I was able to move my wheelchair and assume a more comfortable position lying flat on my back. It was actually pretty comfortable, mostly due to the thick carpeting in our bedroom. However, try as I might, I could not get up. My right side is totally useless and I don't have much strength on my left side -- not nearly enough to raise my body high enough to even sit on the footrest of the wheelchair.  

Since it was three o'clock and Ron wouldn't be home till around 5:30 p.m. at the earliest, I decided to wait for him (I really didn't have much choice).

To pass the time I took the word "alpaca" (I have a little felted one on top of the aforementioned bookcase), and thought of all the words I could make that started the letters of the word. Then, because falling tends to bring out my negativity, I listed all the things about my life that I was thankful for. That took quite a while. After that I rolled over and went to sleep.

When I woke up, Ron was home and he lifted me into my chair. What a great guy! I'm sure it was jarring to walk in and see me on the floor. However, it could have been much worse, and the fall made me aware that I needed to make some changes.

First I am going to increase the hours that my home health care people come. Right now they come in the mornings to help me shower and dress.

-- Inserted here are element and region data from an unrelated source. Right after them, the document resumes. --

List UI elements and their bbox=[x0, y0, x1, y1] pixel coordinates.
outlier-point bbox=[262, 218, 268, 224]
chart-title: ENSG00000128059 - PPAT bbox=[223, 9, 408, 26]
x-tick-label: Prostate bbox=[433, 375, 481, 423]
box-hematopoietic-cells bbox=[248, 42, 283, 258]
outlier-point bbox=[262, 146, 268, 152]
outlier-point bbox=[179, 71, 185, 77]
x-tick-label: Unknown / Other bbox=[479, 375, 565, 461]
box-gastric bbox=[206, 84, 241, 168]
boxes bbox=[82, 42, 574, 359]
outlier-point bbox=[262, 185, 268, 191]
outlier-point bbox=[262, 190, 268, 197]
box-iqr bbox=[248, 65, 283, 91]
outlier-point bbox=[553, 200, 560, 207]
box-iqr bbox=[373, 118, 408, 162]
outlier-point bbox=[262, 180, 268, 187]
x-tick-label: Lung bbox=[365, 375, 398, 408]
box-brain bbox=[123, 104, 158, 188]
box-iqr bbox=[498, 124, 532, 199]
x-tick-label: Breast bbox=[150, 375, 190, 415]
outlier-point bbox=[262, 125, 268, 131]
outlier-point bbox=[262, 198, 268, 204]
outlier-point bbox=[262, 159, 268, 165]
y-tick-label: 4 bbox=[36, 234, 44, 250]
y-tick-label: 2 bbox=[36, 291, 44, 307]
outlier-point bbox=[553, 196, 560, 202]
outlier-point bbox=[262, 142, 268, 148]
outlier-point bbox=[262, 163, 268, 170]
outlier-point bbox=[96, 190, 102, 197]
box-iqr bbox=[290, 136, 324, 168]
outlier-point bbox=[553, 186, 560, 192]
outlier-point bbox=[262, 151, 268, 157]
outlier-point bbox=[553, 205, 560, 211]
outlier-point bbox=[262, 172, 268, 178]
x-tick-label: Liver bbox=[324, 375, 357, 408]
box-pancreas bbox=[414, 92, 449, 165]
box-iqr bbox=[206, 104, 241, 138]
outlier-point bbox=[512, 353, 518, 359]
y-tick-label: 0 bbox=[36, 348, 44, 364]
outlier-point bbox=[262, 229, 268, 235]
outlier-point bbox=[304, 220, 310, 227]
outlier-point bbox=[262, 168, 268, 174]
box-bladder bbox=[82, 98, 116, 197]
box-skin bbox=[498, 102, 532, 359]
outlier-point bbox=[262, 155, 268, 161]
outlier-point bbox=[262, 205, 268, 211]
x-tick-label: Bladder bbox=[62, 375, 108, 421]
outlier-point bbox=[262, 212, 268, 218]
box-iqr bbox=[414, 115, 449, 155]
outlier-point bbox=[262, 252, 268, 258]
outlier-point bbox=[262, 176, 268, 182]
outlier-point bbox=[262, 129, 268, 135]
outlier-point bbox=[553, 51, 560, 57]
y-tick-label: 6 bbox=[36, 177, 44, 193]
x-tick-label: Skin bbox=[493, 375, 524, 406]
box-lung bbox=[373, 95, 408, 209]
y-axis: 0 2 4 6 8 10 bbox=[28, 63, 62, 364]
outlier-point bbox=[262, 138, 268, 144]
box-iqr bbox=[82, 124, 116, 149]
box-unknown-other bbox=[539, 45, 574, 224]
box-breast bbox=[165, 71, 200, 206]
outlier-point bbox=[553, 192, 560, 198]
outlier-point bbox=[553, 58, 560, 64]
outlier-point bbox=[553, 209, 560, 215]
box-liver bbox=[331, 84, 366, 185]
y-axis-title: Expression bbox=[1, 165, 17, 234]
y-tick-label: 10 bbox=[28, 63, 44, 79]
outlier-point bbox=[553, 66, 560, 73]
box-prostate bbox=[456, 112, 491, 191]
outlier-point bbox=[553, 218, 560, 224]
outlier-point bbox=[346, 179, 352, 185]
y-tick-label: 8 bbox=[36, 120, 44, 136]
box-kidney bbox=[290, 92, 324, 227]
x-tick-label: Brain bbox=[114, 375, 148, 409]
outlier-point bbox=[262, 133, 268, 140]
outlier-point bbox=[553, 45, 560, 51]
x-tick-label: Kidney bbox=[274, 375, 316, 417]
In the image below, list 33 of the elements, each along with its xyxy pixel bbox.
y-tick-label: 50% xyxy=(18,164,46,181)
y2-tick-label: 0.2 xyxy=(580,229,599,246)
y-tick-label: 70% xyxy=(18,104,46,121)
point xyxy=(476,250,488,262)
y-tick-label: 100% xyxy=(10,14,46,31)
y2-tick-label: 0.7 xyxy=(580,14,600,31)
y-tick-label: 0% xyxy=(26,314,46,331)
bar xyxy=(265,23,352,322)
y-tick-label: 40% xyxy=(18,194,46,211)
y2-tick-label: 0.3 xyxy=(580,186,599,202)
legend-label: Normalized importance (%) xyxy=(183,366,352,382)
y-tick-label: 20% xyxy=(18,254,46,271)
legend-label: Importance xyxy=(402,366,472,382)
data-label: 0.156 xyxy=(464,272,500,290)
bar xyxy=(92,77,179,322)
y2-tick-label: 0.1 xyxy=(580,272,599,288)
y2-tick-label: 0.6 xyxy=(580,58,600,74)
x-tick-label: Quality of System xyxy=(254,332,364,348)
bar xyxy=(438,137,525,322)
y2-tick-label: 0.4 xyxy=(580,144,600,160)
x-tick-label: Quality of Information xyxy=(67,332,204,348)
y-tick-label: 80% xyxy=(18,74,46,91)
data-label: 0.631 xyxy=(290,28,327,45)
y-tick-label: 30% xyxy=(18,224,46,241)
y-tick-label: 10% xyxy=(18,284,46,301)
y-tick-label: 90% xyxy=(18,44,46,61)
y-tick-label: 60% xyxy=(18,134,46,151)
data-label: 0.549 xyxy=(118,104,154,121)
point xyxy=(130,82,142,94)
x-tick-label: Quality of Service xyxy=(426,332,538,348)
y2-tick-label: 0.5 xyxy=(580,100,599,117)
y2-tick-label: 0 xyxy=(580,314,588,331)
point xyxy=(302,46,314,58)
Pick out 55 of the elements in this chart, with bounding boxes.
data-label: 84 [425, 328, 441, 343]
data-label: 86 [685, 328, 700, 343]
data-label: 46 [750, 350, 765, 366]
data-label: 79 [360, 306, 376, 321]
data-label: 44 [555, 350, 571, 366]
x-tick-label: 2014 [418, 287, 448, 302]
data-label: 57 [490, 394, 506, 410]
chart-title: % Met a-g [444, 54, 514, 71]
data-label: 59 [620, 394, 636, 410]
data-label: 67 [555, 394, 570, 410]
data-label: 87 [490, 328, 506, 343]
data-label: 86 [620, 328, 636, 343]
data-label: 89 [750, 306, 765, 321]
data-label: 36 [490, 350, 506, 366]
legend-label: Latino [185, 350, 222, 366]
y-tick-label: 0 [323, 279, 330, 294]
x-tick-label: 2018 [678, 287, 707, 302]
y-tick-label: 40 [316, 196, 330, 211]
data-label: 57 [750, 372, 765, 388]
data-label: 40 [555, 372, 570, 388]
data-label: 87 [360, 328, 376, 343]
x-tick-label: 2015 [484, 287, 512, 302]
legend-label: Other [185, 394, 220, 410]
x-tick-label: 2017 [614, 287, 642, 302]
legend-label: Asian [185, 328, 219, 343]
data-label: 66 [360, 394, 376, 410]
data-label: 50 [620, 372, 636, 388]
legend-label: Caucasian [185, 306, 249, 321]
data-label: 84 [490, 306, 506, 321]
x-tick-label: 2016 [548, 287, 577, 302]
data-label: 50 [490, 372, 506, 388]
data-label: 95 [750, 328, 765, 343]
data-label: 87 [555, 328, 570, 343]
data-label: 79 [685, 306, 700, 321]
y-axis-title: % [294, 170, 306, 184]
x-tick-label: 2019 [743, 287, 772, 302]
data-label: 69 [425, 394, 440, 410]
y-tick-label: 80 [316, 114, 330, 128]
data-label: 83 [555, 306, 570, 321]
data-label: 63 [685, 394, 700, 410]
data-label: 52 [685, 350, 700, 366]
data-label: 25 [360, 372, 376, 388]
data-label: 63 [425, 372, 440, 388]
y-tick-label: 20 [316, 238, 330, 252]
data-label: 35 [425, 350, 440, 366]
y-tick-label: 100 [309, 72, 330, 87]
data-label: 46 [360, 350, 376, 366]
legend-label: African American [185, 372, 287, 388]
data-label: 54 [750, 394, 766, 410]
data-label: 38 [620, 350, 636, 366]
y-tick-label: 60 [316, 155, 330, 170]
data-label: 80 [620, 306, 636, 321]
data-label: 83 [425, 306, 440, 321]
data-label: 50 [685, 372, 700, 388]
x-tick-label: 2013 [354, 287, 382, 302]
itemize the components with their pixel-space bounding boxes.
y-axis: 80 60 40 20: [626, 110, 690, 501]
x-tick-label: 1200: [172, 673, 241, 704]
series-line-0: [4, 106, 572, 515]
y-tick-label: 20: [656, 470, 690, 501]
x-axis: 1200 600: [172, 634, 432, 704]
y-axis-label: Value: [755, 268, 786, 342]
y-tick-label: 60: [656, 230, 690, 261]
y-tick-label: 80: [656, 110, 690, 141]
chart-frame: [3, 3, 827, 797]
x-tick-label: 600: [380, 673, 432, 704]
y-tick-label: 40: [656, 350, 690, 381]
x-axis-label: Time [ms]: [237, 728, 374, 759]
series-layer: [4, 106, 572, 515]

After talking with Ron, we decided that someone should also be here when I go down for a nap. My most at-risk moments are when I am transferring -- either from my wheelchair to the bed or from my wheelchair to the toilet. I am loathe to have someone assist me with the latter transfer but it would help to have someone in the house who could help me in the event of a fall.

I have been fortunate to be able to get long-term care insurance through AFLAC when I was still working. This has helped immeasurably and was one of the things I was thankful for when I was laying on the floor. (Also their commercials are true -- AFLAC is really fast at paying claims!)

I am so thankful for my many friends and relatives that make my life better by visiting me and driving my van to take me places. But my disability continues to progress and they can't do much about that. However life is good and still holds out much promise.

Carson
For instance, look at this baby! My first grandchild, Carson William Ebert. What kind of person will he be? Only time will tell. I guess its that way with all of us -- how will we end up? Only time will tell.